Tanay Ved, senior research associate at Talos, said: “CBRS demonstrated that a synthetic perp can trade within a few percent of the eventual cash open, allowing participation in continuous valuation discovery.
“With the SpaceX IPO nearing, liquidity, open interest, and execution quality in SPCX have been building across Hyperliquid and major exchanges, illustrating how trillion-dollar deals can develop deep perp markets even before listing.”
Talos said the growth of pre-IPO perpetuals reflects demand for 24/7 price discovery beyond digital assets, as crypto market infrastructure extends into private company valuation and equity-linked trading.
Valuation and governance questions remain
The first-day rise came despite questions over valuation and governance.
Susannah Streeter, chief investment strategist at Wealth Club, founded by former Hargreaves Lansdown director Alex Davies in 2016, said the rally reflected both demand and scarcity, with a small proportion of shares available to public investors.

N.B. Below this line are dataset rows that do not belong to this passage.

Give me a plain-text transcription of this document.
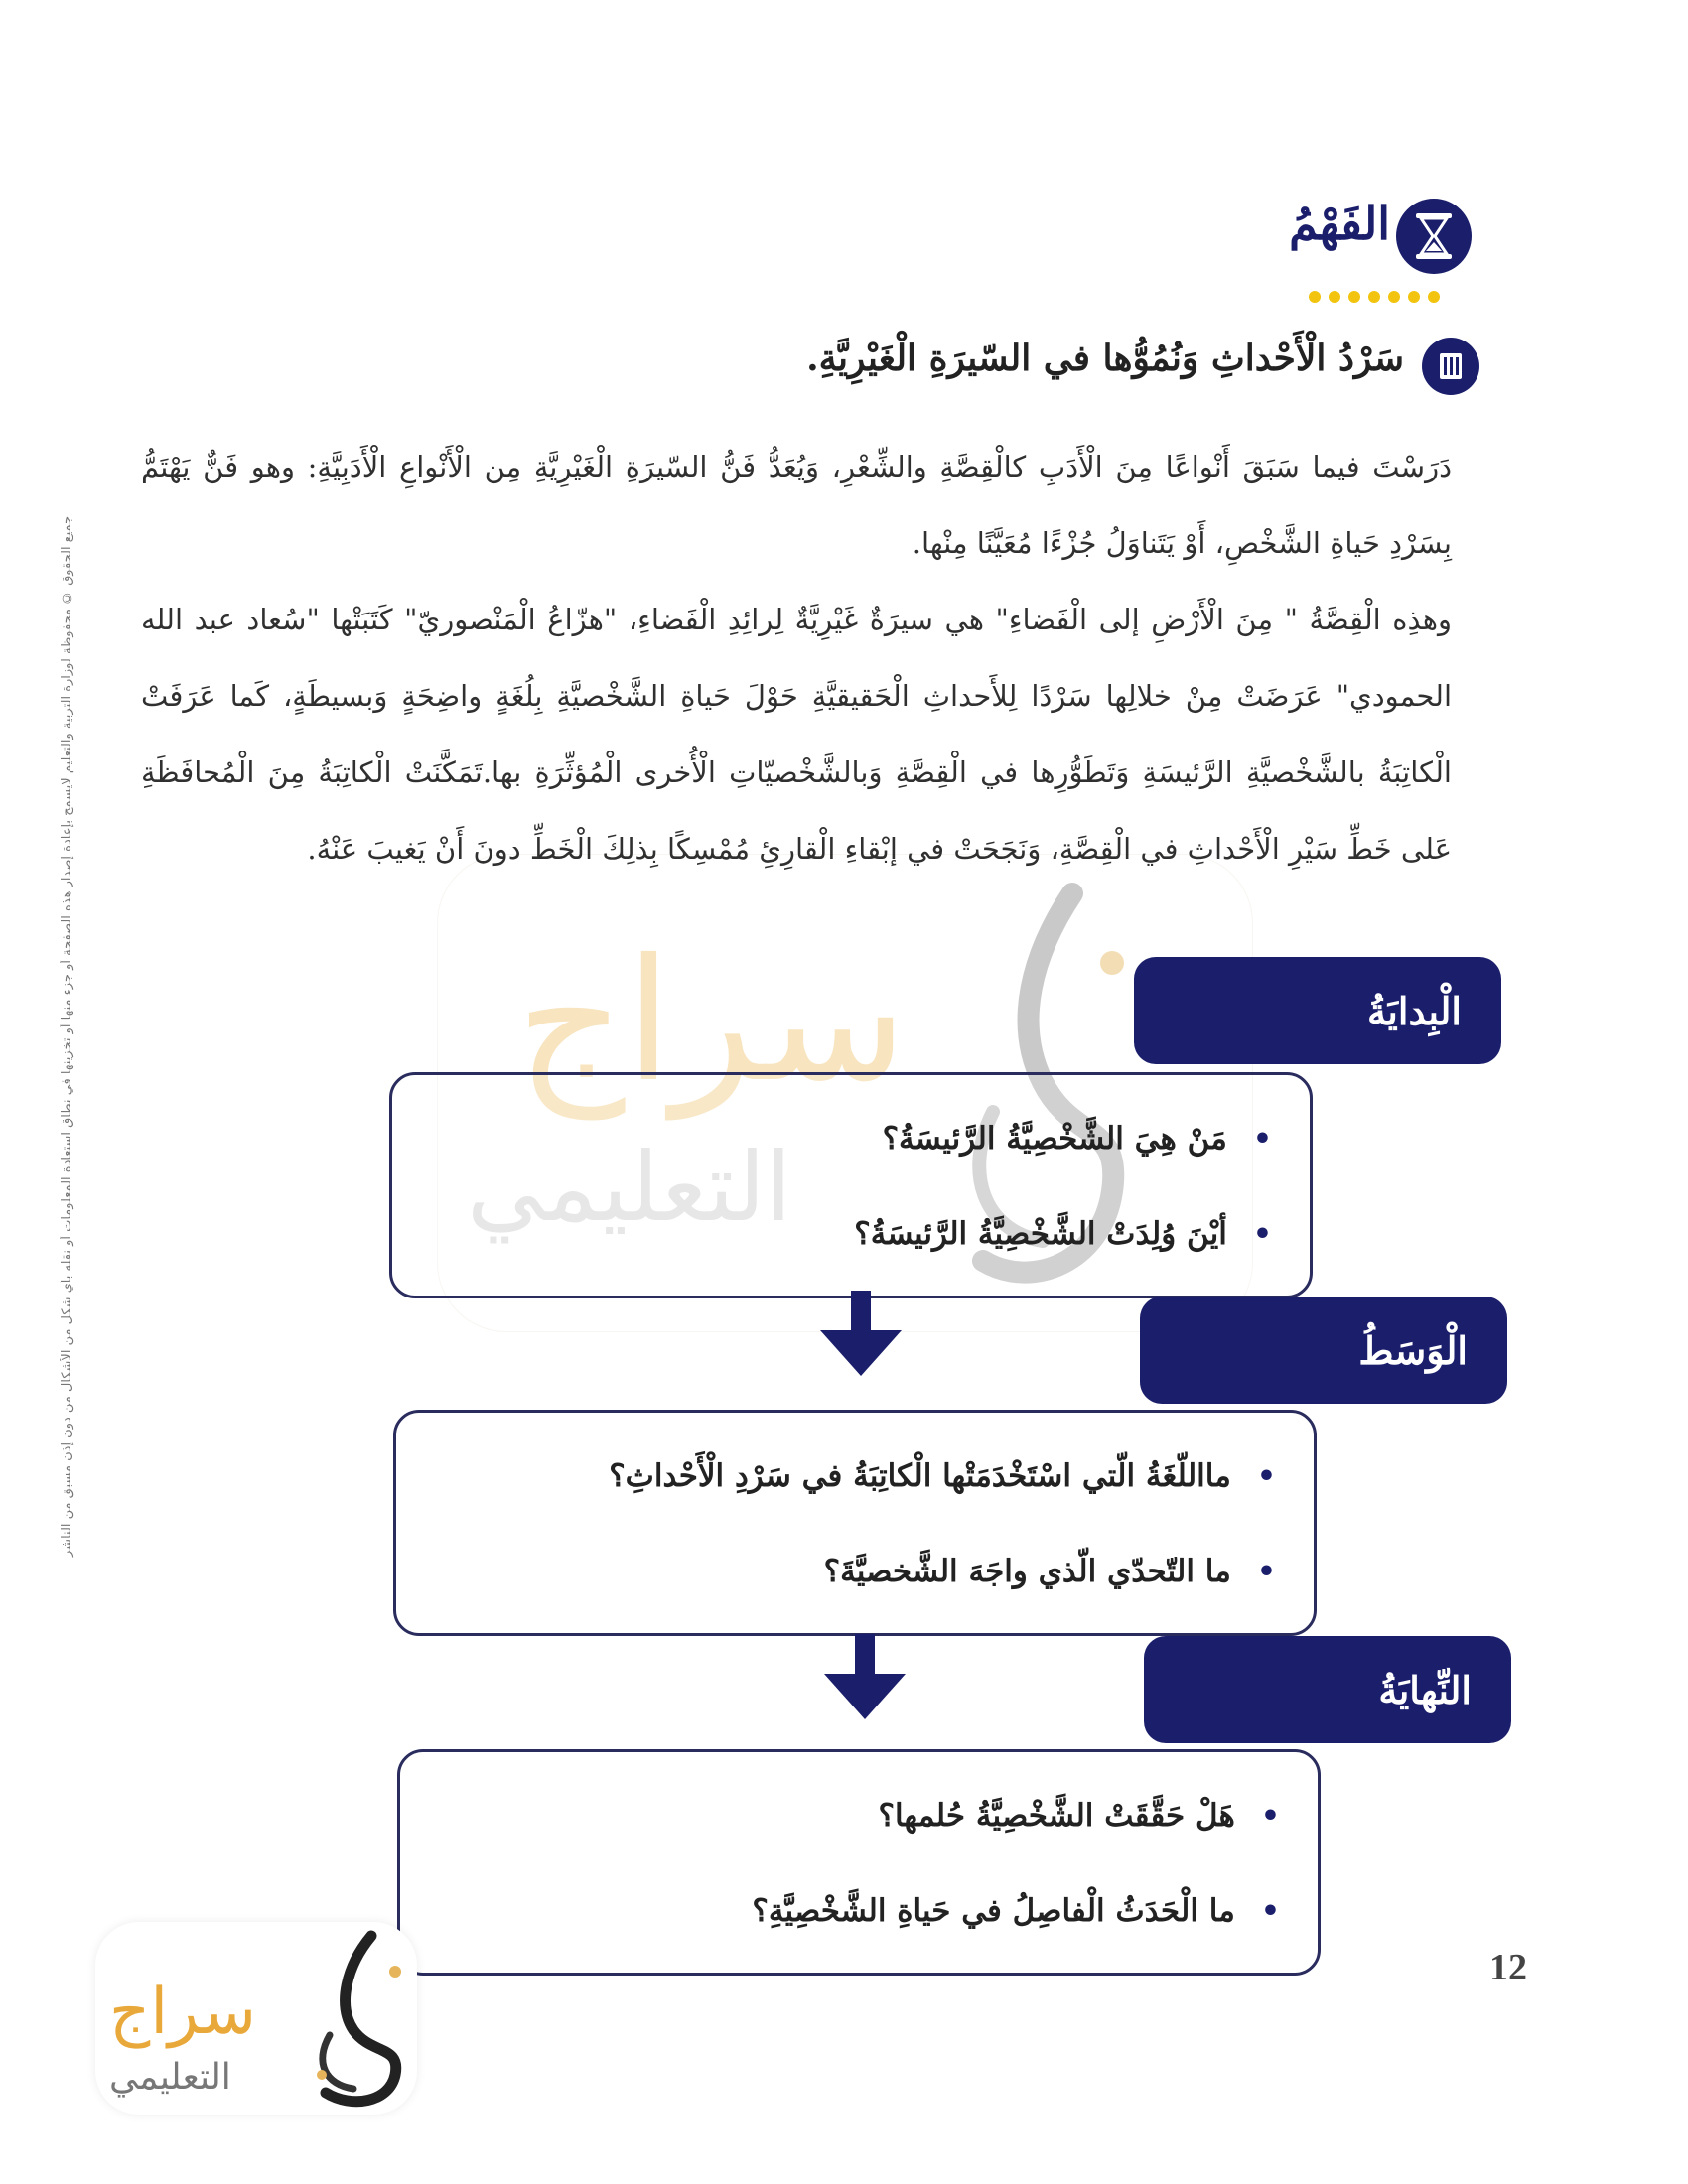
جميع الحقوق © محفوظة لوزارة التربية والتعليم لايسمح بإعادة إصدار هذه الصفحة أو جزء منها أو تخزينها في نطاق استعادة المعلومات أو نقله بأي شكل من الأشكال من دون إذن مسبق من الناشر	سراج
التعليمي
الفَهْمُ
سَرْدُ الْأَحْداثِ وَنُمُوُّها في السّيرَةِ الْغَيْرِيَّةِ.

دَرَسْتَ فيما سَبَقَ أَنْواعًا مِنَ الْأَدَبِ كالْقِصَّةِ والشِّعْرِ، وَيُعَدُّ فَنُّ السّيرَةِ الْغَيْرِيَّةِ مِن الْأَنْواعِ الْأَدَبِيَّةِ: وهو فَنٌّ يَهْتَمُّ بِسَرْدِ حَياةِ الشَّخْصِ، أَوْ يَتَناوَلُ جُزْءًا مُعَيَّنًا مِنْها.

وهذِه الْقِصَّةُ " مِنَ الْأَرْضِ إلى الْفَضاءِ" هي سيرَةٌ غَيْرِيَّةٌ لِرائِدِ الْفَضاءِ، "هزّاعُ الْمَنْصوريّ" كَتَبَتْها "سُعاد عبد الله الحمودي" عَرَضَتْ مِنْ خلالِها سَرْدًا لِلأَحداثِ الْحَقيقيَّةِ حَوْلَ حَياةِ الشَّخْصيَّةِ بِلُغَةٍ واضِحَةٍ وَبسيطَةٍ، كَما عَرَفَتْ الْكاتِبَةُ بالشَّخْصيَّةِ الرَّئيسَةِ وَتَطَوُّرِها في الْقِصَّةِ وَبالشَّخْصيّاتِ الْأُخرى الْمُؤثِّرَةِ بها.تَمَكَّنَتْ الْكاتِبَةُ مِنَ الْمُحافَظَةِ عَلى خَطِّ سَيْرِ الْأَحْداثِ في الْقِصَّةِ، وَنَجَحَتْ في إبْقاءِ الْقارِئِ مُمْسِكًا بِذلِكَ الْخَطِّ دونَ أَنْ يَغيبَ عَنْهُ.

الْبِدايَةُ
• مَنْ هِيَ الشَّخْصِيَّةُ الرَّئيسَةُ؟
• أيْنَ وُلِدَتْ الشَّخْصِيَّةُ الرَّئيسَةُ؟
الْوَسَطُ
• مااللّغَةُ الّتي اسْتَخْدَمَتْها الْكاتِبَةُ في سَرْدِ الْأَحْداثِ؟
• ما التّحدّي الّذي واجَهَ الشَّخصيَّةَ؟
النِّهايَةُ
• هَلْ حَقَّقَتْ الشَّخْصِيَّةُ حُلمها؟
• ما الْحَدَثُ الْفاصِلُ في حَياةِ الشَّخْصِيَّةِ؟
12
سراج
التعليمي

“This is a rally being driven as much by hype and scarcity as fundamentals,” Streeter said. “With just over 4% of the company’s shares made available to public investors, demand far outstripped supply, helping fuel this sizeable first-day pop.”
She said investors were backing SpaceX’s future across reusable rockets, satellite connectivity and wider technology ambitions, but added that the company would need to turn those expectations into financial performance.
Morningstar, the investment research and data company, also pointed to governance concerns around SpaceX’s dual-class share structure.
Lindsey Stewart, director of institutional content at Morningstar, said the structure would allow Musk to retain control with “only a small fraction of the economic interest”, which some asset owners view as extreme.
“What stands out is that this is not just a debate about valuation, but about accountability,” Stewart said.
For fintech firms serving investment platforms and trading infrastructure, SpaceX’s debut shows how major listings can create signals before the opening trade.